Cross-validation is a different way to separate training and test data, since it involves dividing the data into many subsets and picking each subset as the test data in turn. This method is not particularly suitable for Kalman Filter because the time series won't be the same if you introduce gaps into the sequence of prices.

Ernie

Anonymous said...

Hi Ernie,

In your book, you mentioned "Primary vs. Consolidated stock prices."

Could we get historical prices from the primary exchanges from IQfeed?

I guess it shall be ok for tick data because they usually have "Exchange column."

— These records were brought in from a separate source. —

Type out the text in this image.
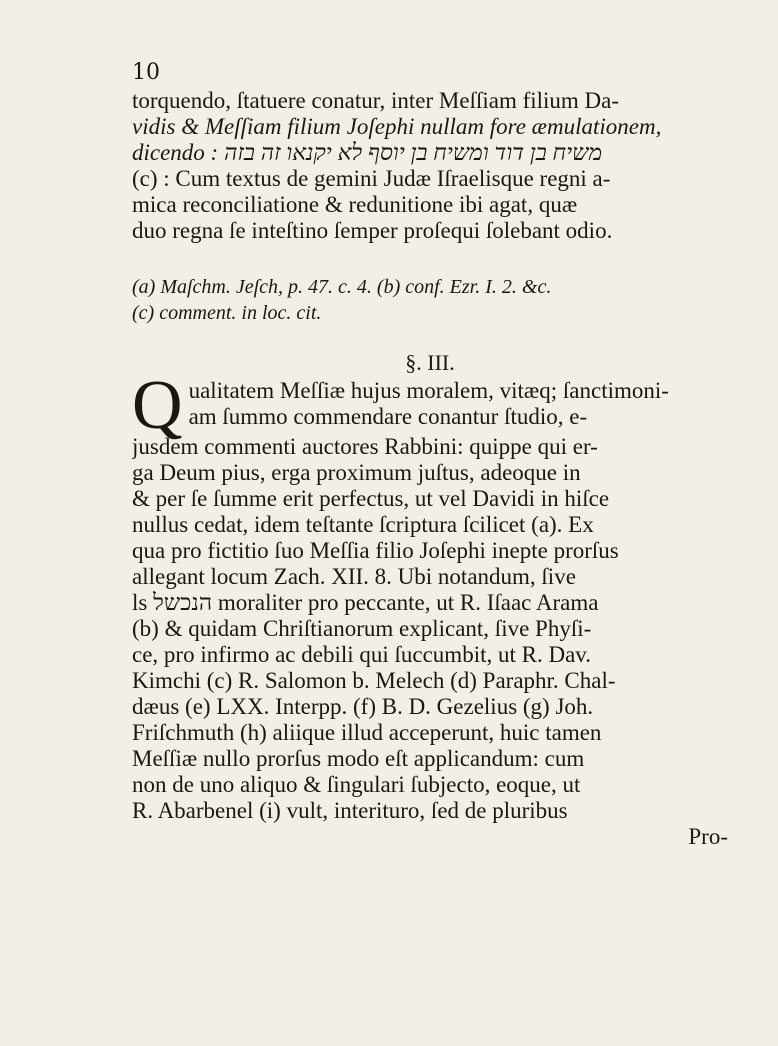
10
torquendo, ſtatuere conatur, inter Meſſiam filium Da-
vidis & Meſſiam filium Joſephi nullam fore æmulationem,
dicendo : משיח בן דוד ומשיח בן יוסף לא יקנאו זה בזה
(c) : Cum textus de gemini Judæ Iſraelisque regni a-
mica reconciliatione & redunitione ibi agat, quæ
duo regna ſe inteſtino ſemper proſequi ſolebant odio.
(a) Maſchm. Jeſch, p. 47. c. 4. (b) conf. Ezr. I. 2. &c.
(c) comment. in loc. cit.
§. III.
Q ualitatem Meſſiæ hujus moralem, vitæq; ſanctimoni-
am ſummo commendare conantur ſtudio, e-
jusdem commenti auctores Rabbini: quippe qui er-
ga Deum pius, erga proximum juſtus, adeoque in
& per ſe ſumme erit perfectus, ut vel Davidi in hiſce
nullus cedat, idem teſtante ſcriptura ſcilicet (a). Ex
qua pro fictitio ſuo Meſſia filio Joſephi inepte prorſus
allegant locum Zach. XII. 8. Ubi notandum, ſive
ls הנכשל moraliter pro peccante, ut R. Iſaac Arama
(b) & quidam Chriſtianorum explicant, ſive Phyſi-
ce, pro infirmo ac debili qui ſuccumbit, ut R. Dav.
Kimchi (c) R. Salomon b. Melech (d) Paraphr. Chal-
dæus (e) LXX. Interpp. (f) B. D. Gezelius (g) Joh.
Friſchmuth (h) aliique illud acceperunt, huic tamen
Meſſiæ nullo prorſus modo eſt applicandum: cum
non de uno aliquo & ſingulari ſubjecto, eoque, ut
R. Abarbenel (i) vult, interituro, ſed de pluribus
Pro-
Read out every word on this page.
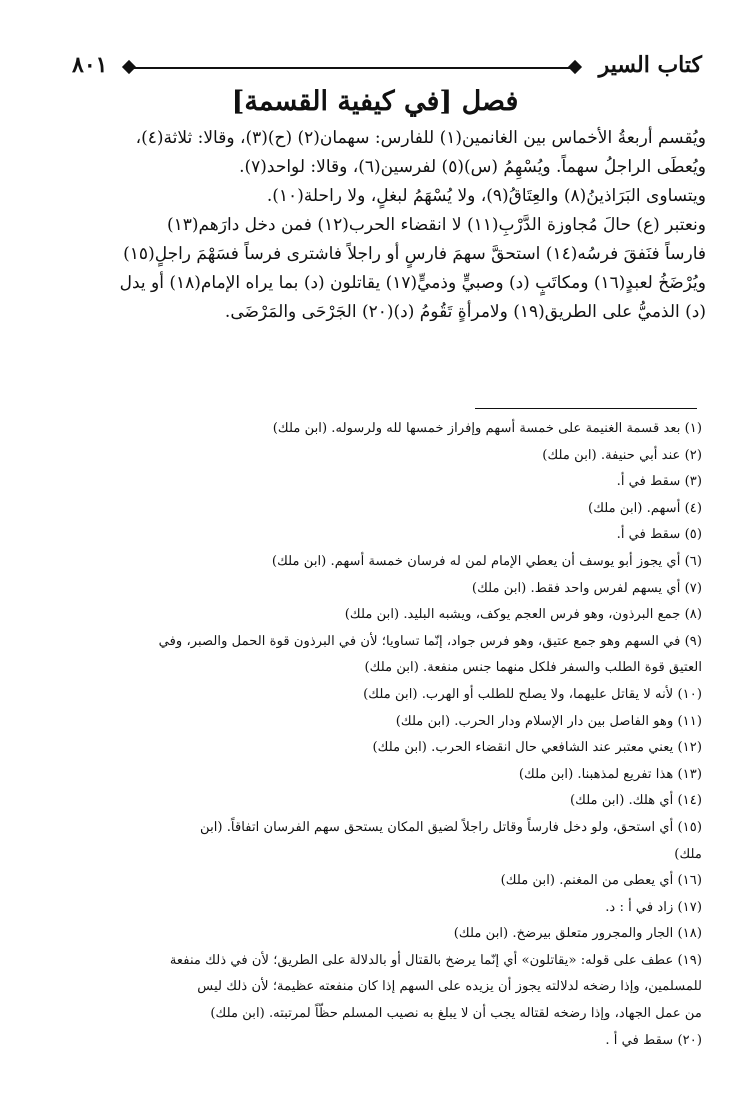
كتاب السير
٨٠١
فصل [في كيفية القسمة]

ويُقسم أربعةُ الأخماس بين الغانمين(١) للفارس: سهمان(٢) (ح)(٣)، وقالا: ثلاثة(٤)،

ويُعطَى الراجلُ سهماً. ويُسْهِمُ (س)(٥) لفرسين(٦)، وقالا: لواحد(٧).

ويتساوى البَرَاذينُ(٨) والعِتَاقُ(٩)، ولا يُسْهَمُ لبغلٍ، ولا راحلة(١٠).

ونعتبر (ع) حالَ مُجاوزة الدَّرْبِ(١١) لا انقضاء الحرب(١٢) فمن دخل دارَهم(١٣)

فارساً فنَفقَ فرسُه(١٤) استحقَّ سهمَ فارسٍ أو راجلاً فاشترى فرساً فسَهْمَ راجلٍ(١٥)

ويُرْضَخُ لعبدٍ(١٦) ومكاتَبٍ (د) وصبيٍّ وذميٍّ(١٧) يقاتلون (د) بما يراه الإمام(١٨) أو يدل

(د) الذميُّ على الطريق(١٩) ولامرأةٍ تَقُومُ (د)(٢٠) الجَرْحَى والمَرْضَى.

(١) بعد قسمة الغنيمة على خمسة أسهم وإفراز خمسها لله ولرسوله. (ابن ملك)
(٢) عند أبي حنيفة. (ابن ملك)
(٣) سقط في أ.
(٤) أسهم. (ابن ملك)
(٥) سقط في أ.
(٦) أي يجوز أبو يوسف أن يعطي الإمام لمن له فرسان خمسة أسهم. (ابن ملك)
(٧) أي يسهم لفرس واحد فقط. (ابن ملك)
(٨) جمع البرذون، وهو فرس العجم يوكف، ويشبه البليد. (ابن ملك)
(٩) في السهم وهو جمع عتيق، وهو فرس جواد، إنّما تساويا؛ لأن في البرذون قوة الحمل والصبر، وفي
العتيق قوة الطلب والسفر فلكل منهما جنس منفعة. (ابن ملك)
(١٠) لأنه لا يقاتل عليهما، ولا يصلح للطلب أو الهرب. (ابن ملك)
(١١) وهو الفاصل بين دار الإسلام ودار الحرب. (ابن ملك)
(١٢) يعني معتبر عند الشافعي حال انقضاء الحرب. (ابن ملك)
(١٣) هذا تفريع لمذهبنا. (ابن ملك)
(١٤) أي هلك. (ابن ملك)
(١٥) أي استحق، ولو دخل فارساً وقاتل راجلاً لضيق المكان يستحق سهم الفرسان اتفاقاً. (ابن
ملك)
(١٦) أي يعطى من المغنم. (ابن ملك)
(١٧) زاد في أ : د.
(١٨) الجار والمجرور متعلق بيرضخ. (ابن ملك)
(١٩) عطف على قوله: «يقاتلون» أي إنّما يرضخ بالقتال أو بالدلالة على الطريق؛ لأن في ذلك منفعة
للمسلمين، وإذا رضخه لدلالته يجوز أن يزيده على السهم إذا كان منفعته عظيمة؛ لأن ذلك ليس
من عمل الجهاد، وإذا رضخه لقتاله يجب أن لا يبلغ به نصيب المسلم حظّاً لمرتبته. (ابن ملك)
(٢٠) سقط في أ .
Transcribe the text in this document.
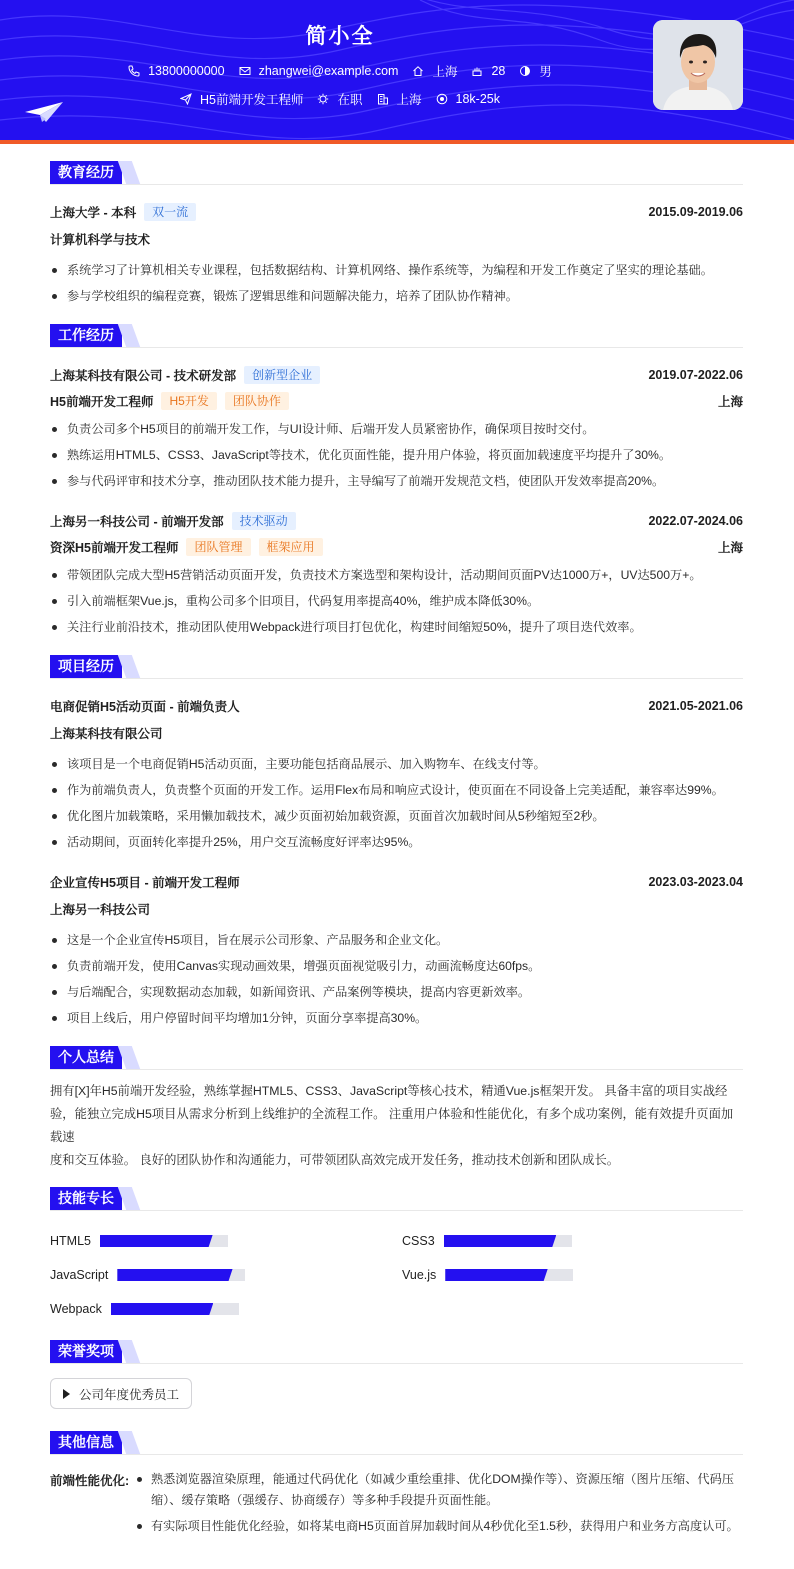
简小全
13800000000	zhangwei@example.com	上海	28	男
H5前端开发工程师	在职	上海	18k-25k
教育经历
上海大学 - 本科	双一流	2015.09-2019.06
计算机科学与技术
系统学习了计算机相关专业课程，包括数据结构、计算机网络、操作系统等，为编程和开发工作奠定了坚实的理论基础。
参与学校组织的编程竞赛，锻炼了逻辑思维和问题解决能力，培养了团队协作精神。
工作经历
上海某科技有限公司 - 技术研发部	创新型企业	2019.07-2022.06
H5前端开发工程师	H5开发	团队协作	上海
负责公司多个H5项目的前端开发工作，与UI设计师、后端开发人员紧密协作，确保项目按时交付。
熟练运用HTML5、CSS3、JavaScript等技术，优化页面性能，提升用户体验，将页面加载速度平均提升了30%。
参与代码评审和技术分享，推动团队技术能力提升，主导编写了前端开发规范文档，使团队开发效率提高20%。
上海另一科技公司 - 前端开发部	技术驱动	2022.07-2024.06
资深H5前端开发工程师	团队管理	框架应用	上海
带领团队完成大型H5营销活动页面开发，负责技术方案选型和架构设计，活动期间页面PV达1000万+，UV达500万+。
引入前端框架Vue.js，重构公司多个旧项目，代码复用率提高40%，维护成本降低30%。
关注行业前沿技术，推动团队使用Webpack进行项目打包优化，构建时间缩短50%，提升了项目迭代效率。
项目经历
电商促销H5活动页面 - 前端负责人	2021.05-2021.06
上海某科技有限公司
该项目是一个电商促销H5活动页面，主要功能包括商品展示、加入购物车、在线支付等。
作为前端负责人，负责整个页面的开发工作。运用Flex布局和响应式设计，使页面在不同设备上完美适配，兼容率达99%。
优化图片加载策略，采用懒加载技术，减少页面初始加载资源，页面首次加载时间从5秒缩短至2秒。
活动期间，页面转化率提升25%，用户交互流畅度好评率达95%。
企业宣传H5项目 - 前端开发工程师	2023.03-2023.04
上海另一科技公司
这是一个企业宣传H5项目，旨在展示公司形象、产品服务和企业文化。
负责前端开发，使用Canvas实现动画效果，增强页面视觉吸引力，动画流畅度达60fps。
与后端配合，实现数据动态加载，如新闻资讯、产品案例等模块，提高内容更新效率。
项目上线后，用户停留时间平均增加1分钟，页面分享率提高30%。
个人总结
拥有[X]年H5前端开发经验，熟练掌握HTML5、CSS3、JavaScript等核心技术，精通Vue.js框架开发。 具备丰富的项目实战经
验，能独立完成H5项目从需求分析到上线维护的全流程工作。 注重用户体验和性能优化，有多个成功案例，能有效提升页面加载速
度和交互体验。 良好的团队协作和沟通能力，可带领团队高效完成开发任务，推动技术创新和团队成长。
技能专长
HTML5	CSS3
JavaScript	Vue.js
Webpack
荣誉奖项
公司年度优秀员工
其他信息
前端性能优化:	熟悉浏览器渲染原理，能通过代码优化（如减少重绘重排、优化DOM操作等）、资源压缩（图片压缩、代码压缩）、缓存策略（强缓存、协商缓存）等多种手段提升页面性能。
有实际项目性能优化经验，如将某电商H5页面首屏加载时间从4秒优化至1.5秒，获得用户和业务方高度认可。
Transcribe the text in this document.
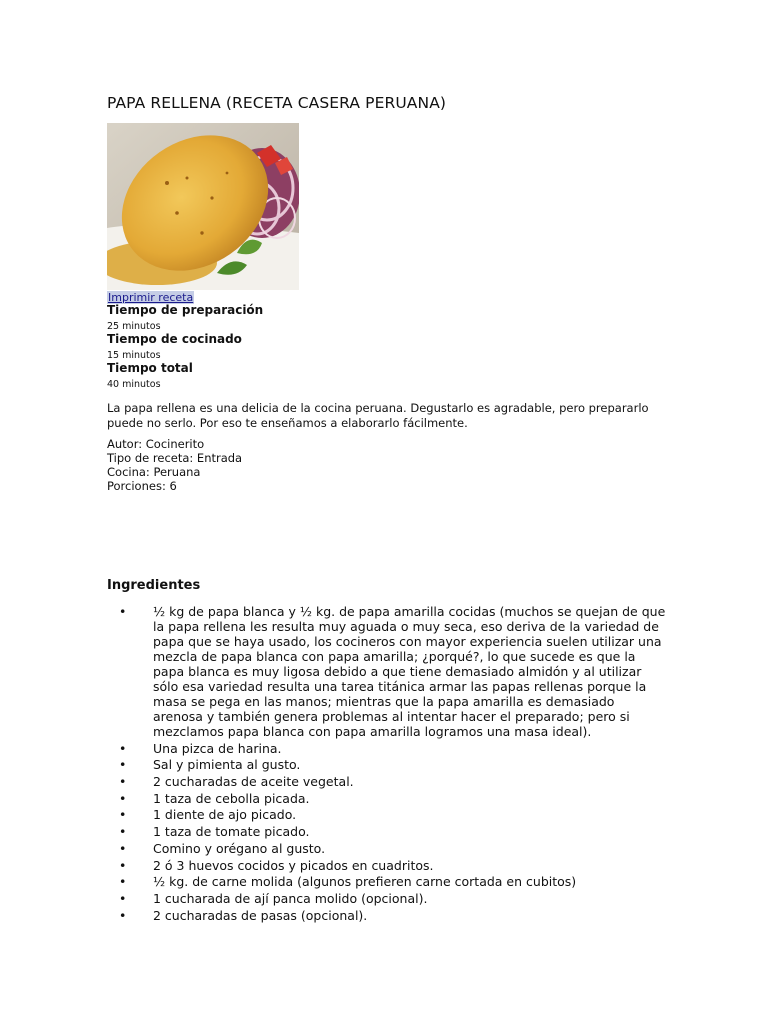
PAPA RELLENA (RECETA CASERA PERUANA)
Imprimir receta
Tiempo de preparación
25 minutos
Tiempo de cocinado
15 minutos
Tiempo total
40 minutos
La papa rellena es una delicia de la cocina peruana. Degustarlo es agradable, pero prepararlo puede no serlo. Por eso te enseñamos a elaborarlo fácilmente.
Autor: Cocinerito
Tipo de receta: Entrada
Cocina: Peruana
Porciones: 6
Ingredientes
• ½ kg de papa blanca y ½ kg. de papa amarilla cocidas (muchos se quejan de que la papa rellena les resulta muy aguada o muy seca, eso deriva de la variedad de papa que se haya usado, los cocineros con mayor experiencia suelen utilizar una mezcla de papa blanca con papa amarilla; ¿porqué?, lo que sucede es que la papa blanca es muy ligosa debido a que tiene demasiado almidón y al utilizar sólo esa variedad resulta una tarea titánica armar las papas rellenas porque la masa se pega en las manos; mientras que la papa amarilla es demasiado arenosa y también genera problemas al intentar hacer el preparado; pero si mezclamos papa blanca con papa amarilla logramos una masa ideal).
• Una pizca de harina.
• Sal y pimienta al gusto.
• 2 cucharadas de aceite vegetal.
• 1 taza de cebolla picada.
• 1 diente de ajo picado.
• 1 taza de tomate picado.
• Comino y orégano al gusto.
• 2 ó 3 huevos cocidos y picados en cuadritos.
• ½ kg. de carne molida (algunos prefieren carne cortada en cubitos)
• 1 cucharada de ají panca molido (opcional).
• 2 cucharadas de pasas (opcional).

I wonder if it is ok for 1 minute bars or end-of-day.

Ernie Chan said...

Hi Anon,
I personally have not used IQFeed, so I don't know if they provide primary exchange data. If they do, I am sure that it should be available both for 1-min bars and EOD prices.
Ernie

Anonymous said...

hi Ernie,

In IB, when we download historical stock data, we can choose "Primary Exchange" instead of "SMART" in contract.
Does that mean we can get historical 1 minute bars directly from "NYSE" or "NASDAQ"?

Ernie Chan said...

Hi Anon,
Actually, I don't believe IB will let you download primary exchange data. I am not sure setting exchange=NYSE will work for historical data.
Ernie

Anonymous said...

Hi Ernie,
I have a trading system based on some technical indicators and I would now like to setup an quantitative trading algorithm for it so it can trade faster. Would you suggest someone I can work with?

J

Ernie Chan said...

Hi J,
My associate does work on such projects. Please email me so I can connect you both.
Ernie

Anonymous said...

I would take the other side to all of you fools. You're always looking at the wrong thing in the wrong places. Vpin, computer models. Who programs the models you mupets. Trading. Proper trading is done by people. There is your bigest and only clue...

sunnycalif said...

Hi Ernie..i think Volume is the heart beat of the market. I am retail and do not have sophisticated platforms available to Quants. However I have been studying Speed in the markets and it is Volume & Speed which turns the markets. Have been doing some indicator with sub-second precision on retail platform such as Tradestation for number of years.
Recently came across the concept of VPIN and I decided to also look into your thoughts.
The topic of VPIN interests me quite a bit as it involves balance/imbalance and Speed and study of Volume. I would like to know if you have any development recommendation of VPIN using retail platforms such as Ninjatrader which is coded using C# >Net. And how can I try and pursue this. Any insights will be appreciated. I did see you on a previous post mention probably of an associate and hence thought of checking.

Ernie Chan said...

Hi Sunnycalif,

The best way to compute order flow accurately is if the data feed has an aggressor flag to determine if a trade is buy or sell-side initiated. But such data feed is very expensive. So for a less accurate estimate, we can use the VPIN method, which only requires the volume and the last trade prices of bars. Any brokers' data feed would provide that. The method to compute order flow using just bar data is given in the papers I cited in the article above.
Ernie

Francois Laurent said...

This boils down to adverse selection and the probability of informed trading (PIN) and subsequently how to skew prices and quantities. Any good documents/papers on this topics that have had some practical uses? Especially on the last bit which is about integrating the PIN into a strategy (I have already a good estimate of my PIN).

Ernie Chan said...

Hi Francois,
Actually the Intraday Trading chapter of my new book Machine Trading has a complete implementation of a trading strategy using VPIN. Have you taken a look?